Puma Biotechnology has announced the initiation of the ALISCA™-Breast1 Phase II trial (PUMA-ALI-1201; NCT06369285) to assess the efficacy and safety of alisertib in combination with endocrine therapy for patients with hormone receptor-positive (HR+), human epidermal growth factor receptor 2-negative (HER2-) recurrent or metastatic breast cancer. This trial focuses on patients who have previously been treated with CDK 4/6 inhibitors and have received at least two prior lines of endocrine therapy in the recurrent or metastatic setting.
The ALISCA™-Breast1 trial is designed to enroll up to 150 patients. Participants will be randomized in a 1:1:1 ratio to receive alisertib at doses of 30 mg, 40 mg, or 50 mg twice daily on days 1-3, 8-10, and 15-17 of a 28-day cycle, combined with the investigator's choice of endocrine therapy. The trial also requires patients to provide blood and tissue specimens for biomarker analysis.
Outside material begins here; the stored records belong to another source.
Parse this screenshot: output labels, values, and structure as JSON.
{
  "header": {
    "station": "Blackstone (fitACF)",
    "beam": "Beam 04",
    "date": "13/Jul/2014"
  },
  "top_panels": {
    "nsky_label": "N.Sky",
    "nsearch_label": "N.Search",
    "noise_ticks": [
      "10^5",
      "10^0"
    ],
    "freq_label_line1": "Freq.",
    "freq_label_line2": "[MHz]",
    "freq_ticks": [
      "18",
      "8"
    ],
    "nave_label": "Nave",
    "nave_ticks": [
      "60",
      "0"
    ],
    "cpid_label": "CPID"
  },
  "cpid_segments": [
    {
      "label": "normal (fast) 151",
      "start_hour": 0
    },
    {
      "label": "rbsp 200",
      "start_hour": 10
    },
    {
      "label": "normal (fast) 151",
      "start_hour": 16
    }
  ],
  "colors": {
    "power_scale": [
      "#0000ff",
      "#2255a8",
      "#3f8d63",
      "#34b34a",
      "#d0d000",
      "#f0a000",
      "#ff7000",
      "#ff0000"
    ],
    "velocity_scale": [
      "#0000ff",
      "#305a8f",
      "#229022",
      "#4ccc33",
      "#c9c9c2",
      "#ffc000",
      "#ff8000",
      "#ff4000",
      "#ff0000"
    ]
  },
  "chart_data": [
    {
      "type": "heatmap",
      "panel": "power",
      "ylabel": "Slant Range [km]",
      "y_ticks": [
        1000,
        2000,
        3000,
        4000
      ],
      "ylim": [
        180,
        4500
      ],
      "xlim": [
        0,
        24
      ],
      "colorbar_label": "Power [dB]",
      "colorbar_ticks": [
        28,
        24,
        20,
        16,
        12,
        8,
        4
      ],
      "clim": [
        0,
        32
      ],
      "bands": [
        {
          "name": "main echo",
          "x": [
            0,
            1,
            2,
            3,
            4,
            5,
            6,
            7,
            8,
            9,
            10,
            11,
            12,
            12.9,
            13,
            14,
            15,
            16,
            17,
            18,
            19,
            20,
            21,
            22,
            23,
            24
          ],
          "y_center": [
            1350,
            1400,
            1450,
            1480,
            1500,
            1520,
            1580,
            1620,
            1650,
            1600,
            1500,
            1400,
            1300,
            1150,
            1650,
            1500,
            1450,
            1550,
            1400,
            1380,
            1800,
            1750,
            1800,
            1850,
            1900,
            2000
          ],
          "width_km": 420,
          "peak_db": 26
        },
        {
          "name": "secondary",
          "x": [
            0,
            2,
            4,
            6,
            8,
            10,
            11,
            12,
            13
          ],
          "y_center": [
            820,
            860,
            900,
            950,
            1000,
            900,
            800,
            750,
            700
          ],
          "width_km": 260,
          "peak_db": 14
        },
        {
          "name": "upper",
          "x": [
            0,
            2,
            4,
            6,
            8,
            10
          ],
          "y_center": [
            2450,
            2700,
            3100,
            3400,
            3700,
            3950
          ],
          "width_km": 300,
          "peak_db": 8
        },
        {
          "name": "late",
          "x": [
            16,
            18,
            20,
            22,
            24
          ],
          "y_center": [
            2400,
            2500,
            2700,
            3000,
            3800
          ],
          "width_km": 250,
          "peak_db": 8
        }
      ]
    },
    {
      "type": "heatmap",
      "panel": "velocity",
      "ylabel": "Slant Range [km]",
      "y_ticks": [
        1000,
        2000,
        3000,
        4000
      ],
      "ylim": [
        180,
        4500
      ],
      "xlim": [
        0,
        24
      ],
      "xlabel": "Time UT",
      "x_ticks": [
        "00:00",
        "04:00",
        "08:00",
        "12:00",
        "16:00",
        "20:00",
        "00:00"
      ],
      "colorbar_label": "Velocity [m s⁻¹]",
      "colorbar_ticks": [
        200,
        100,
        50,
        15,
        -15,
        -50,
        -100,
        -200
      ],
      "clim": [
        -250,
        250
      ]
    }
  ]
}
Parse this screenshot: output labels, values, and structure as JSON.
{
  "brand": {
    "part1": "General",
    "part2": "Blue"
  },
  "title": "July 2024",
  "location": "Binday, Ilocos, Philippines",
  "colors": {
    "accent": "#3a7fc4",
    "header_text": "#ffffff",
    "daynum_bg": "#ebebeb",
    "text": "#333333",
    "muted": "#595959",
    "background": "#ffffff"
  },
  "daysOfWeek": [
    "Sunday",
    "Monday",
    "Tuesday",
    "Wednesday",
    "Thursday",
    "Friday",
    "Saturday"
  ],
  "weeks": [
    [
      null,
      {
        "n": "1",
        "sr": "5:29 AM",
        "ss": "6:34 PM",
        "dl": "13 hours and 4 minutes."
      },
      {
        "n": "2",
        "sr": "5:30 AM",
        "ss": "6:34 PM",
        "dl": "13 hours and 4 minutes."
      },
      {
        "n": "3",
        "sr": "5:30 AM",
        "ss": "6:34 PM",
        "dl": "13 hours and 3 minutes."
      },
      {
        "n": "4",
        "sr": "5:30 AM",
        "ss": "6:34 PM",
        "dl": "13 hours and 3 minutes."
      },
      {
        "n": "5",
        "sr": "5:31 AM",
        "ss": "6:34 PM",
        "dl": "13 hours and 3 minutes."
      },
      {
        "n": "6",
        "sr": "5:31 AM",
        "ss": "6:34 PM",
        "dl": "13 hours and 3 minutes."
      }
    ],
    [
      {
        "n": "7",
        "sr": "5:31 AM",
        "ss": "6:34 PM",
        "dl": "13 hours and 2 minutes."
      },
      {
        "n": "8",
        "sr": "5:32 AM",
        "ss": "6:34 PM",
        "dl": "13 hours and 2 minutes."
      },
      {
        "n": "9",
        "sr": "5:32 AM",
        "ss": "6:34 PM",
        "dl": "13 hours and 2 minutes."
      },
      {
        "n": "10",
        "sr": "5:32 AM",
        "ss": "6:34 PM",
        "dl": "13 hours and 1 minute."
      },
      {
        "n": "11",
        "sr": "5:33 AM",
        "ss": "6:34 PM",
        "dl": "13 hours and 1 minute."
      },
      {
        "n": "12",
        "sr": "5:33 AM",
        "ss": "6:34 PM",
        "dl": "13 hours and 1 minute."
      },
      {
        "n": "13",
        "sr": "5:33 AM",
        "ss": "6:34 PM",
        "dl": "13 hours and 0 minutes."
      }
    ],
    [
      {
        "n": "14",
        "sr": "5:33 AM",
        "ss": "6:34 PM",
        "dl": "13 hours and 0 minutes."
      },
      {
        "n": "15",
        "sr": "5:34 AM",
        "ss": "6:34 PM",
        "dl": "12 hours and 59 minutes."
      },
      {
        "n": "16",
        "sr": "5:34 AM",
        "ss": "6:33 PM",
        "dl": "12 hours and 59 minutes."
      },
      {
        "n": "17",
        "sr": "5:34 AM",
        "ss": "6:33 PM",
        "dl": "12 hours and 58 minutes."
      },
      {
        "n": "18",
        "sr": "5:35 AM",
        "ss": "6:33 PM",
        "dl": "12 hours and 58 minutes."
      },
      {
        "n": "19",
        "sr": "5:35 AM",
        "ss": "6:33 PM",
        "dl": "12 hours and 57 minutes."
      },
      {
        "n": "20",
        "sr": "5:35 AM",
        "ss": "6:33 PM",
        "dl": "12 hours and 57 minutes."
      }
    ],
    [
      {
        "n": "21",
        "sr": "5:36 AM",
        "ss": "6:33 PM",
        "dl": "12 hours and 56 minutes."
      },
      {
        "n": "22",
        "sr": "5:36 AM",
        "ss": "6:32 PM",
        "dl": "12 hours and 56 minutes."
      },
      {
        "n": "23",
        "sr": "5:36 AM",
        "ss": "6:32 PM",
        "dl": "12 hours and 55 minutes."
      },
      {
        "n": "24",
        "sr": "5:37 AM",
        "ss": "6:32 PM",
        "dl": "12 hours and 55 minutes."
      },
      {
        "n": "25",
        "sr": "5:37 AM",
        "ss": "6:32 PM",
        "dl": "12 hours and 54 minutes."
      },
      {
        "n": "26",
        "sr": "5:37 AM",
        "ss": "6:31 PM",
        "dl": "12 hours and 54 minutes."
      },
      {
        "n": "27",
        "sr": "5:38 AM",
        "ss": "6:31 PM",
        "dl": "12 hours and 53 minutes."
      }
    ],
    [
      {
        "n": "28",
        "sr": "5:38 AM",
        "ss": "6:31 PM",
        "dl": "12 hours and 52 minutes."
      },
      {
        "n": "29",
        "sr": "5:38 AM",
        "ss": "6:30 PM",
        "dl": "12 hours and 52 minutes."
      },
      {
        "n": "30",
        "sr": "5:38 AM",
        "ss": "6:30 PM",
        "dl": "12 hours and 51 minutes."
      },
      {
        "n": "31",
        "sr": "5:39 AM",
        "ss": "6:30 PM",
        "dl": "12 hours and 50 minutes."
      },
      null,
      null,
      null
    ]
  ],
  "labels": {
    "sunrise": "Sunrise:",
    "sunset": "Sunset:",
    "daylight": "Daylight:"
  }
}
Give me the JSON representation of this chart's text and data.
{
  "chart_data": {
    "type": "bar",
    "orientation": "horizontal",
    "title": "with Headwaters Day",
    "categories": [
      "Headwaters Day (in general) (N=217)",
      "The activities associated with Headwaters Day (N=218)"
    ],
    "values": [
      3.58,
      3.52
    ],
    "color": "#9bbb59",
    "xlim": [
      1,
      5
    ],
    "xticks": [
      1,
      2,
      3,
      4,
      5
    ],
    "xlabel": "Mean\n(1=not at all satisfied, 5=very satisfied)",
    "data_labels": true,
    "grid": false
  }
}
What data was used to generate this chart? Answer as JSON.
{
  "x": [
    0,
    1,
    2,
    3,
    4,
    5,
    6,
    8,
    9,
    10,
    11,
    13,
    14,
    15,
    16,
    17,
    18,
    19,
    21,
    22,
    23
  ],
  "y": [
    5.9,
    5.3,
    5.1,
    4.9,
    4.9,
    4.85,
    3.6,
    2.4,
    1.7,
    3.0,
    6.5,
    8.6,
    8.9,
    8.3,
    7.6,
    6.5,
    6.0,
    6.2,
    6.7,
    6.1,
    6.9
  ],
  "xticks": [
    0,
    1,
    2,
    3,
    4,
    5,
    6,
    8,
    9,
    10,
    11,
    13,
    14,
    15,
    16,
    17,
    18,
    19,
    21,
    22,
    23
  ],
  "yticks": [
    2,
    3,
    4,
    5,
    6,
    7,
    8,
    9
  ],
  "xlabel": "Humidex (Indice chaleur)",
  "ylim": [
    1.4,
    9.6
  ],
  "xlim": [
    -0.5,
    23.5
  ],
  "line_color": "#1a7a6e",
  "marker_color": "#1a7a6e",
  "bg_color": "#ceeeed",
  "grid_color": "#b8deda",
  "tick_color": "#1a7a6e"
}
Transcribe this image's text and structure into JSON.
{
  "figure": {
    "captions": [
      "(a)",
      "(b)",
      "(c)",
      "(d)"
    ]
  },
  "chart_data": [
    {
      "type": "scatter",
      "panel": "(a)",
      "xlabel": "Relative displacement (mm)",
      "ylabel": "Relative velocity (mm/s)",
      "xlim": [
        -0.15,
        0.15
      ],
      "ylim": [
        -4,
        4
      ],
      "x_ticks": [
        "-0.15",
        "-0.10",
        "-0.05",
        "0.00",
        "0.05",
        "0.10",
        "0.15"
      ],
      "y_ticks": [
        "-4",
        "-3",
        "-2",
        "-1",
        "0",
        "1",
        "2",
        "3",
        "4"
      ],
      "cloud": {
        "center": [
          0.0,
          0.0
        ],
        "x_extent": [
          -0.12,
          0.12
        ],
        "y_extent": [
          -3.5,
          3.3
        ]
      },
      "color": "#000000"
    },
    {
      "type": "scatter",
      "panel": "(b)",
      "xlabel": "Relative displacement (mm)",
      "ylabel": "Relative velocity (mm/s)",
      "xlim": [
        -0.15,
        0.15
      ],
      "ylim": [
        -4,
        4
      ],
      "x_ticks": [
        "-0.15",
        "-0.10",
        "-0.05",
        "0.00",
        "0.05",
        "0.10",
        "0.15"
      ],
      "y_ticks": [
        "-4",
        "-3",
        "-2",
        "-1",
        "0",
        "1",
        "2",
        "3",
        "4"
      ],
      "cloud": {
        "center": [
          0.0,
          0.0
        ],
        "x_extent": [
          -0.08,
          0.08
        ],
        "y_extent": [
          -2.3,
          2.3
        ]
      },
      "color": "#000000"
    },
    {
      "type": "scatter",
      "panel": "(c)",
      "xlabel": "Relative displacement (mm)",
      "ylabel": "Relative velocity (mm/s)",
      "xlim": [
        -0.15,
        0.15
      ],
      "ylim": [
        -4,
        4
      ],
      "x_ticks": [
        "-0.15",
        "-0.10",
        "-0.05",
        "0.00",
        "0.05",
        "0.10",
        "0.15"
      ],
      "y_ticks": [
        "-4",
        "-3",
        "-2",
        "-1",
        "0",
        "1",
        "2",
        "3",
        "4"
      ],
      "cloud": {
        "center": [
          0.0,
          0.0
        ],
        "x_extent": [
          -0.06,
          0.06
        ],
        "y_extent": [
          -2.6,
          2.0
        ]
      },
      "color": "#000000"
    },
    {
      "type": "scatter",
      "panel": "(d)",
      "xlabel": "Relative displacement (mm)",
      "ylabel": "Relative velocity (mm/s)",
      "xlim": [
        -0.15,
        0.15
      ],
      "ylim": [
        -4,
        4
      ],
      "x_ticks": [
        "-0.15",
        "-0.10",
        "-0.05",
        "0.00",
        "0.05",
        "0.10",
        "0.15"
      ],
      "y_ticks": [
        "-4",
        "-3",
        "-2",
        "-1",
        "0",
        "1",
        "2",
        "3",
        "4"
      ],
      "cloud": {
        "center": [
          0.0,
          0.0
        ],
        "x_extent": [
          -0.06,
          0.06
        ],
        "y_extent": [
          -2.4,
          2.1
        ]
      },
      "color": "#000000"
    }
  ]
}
Trial Objectives and Endpoints
The primary objective of the ALISCA™-Breast1 trial is to determine the optimal dose of alisertib when used in combination with endocrine therapy. The primary endpoints include objective response rate (ORR), duration of response (DoR), disease control rate (DCR), progression-free survival (PFS), and overall survival (OS). Puma Biotechnology also plans to evaluate these efficacy endpoints within biomarker subgroups to identify potential correlations between biomarkers and treatment response. An initial interim analysis will be performed to assess safety and efficacy.
Rationale and Future Plans
Joyce A. O’Shaughnessy, M.D., Celebrating Women Chair in Breast Cancer Research at Baylor University Medical Center, Texas Oncology, Sarah Cannon Research Institute in Dallas, Texas, noted the need for additional therapies for patients with HER2-negative, HR+ metastatic breast cancer whose disease progresses on CDK4/6 inhibitors. She cited the TBCRC 041 trial, which indicated that alisertib has clinical activity in endocrine therapy and CDK4/6 inhibitor-resistant metastatic breast cancer with good tolerability, and expressed anticipation for the ALISCA™-Breast1 trial.
Alan H. Auerbach, Chief Executive Officer, President and Founder of Puma Biotechnology, stated that previous trials have demonstrated alisertib's activity in patients with HER2-negative, HR+ metastatic breast cancer and in biomarker-focused subgroups. He anticipates initial data from the ALISCA™-Breast1 trial in 2025. Based on the trial outcomes, Puma intends to meet with the FDA to explore a potential approval pathway for alisertib in HER2-negative, HR+ metastatic breast cancer. Once the optimal dose is identified, Puma plans to engage with global regulatory agencies to design a pivotal Phase III trial, which is expected to be a randomized trial comparing alisertib plus investigator’s choice endocrine therapy versus placebo plus investigator’s choice endocrine therapy in patients with HER2-negative, HR+ metastatic breast cancer.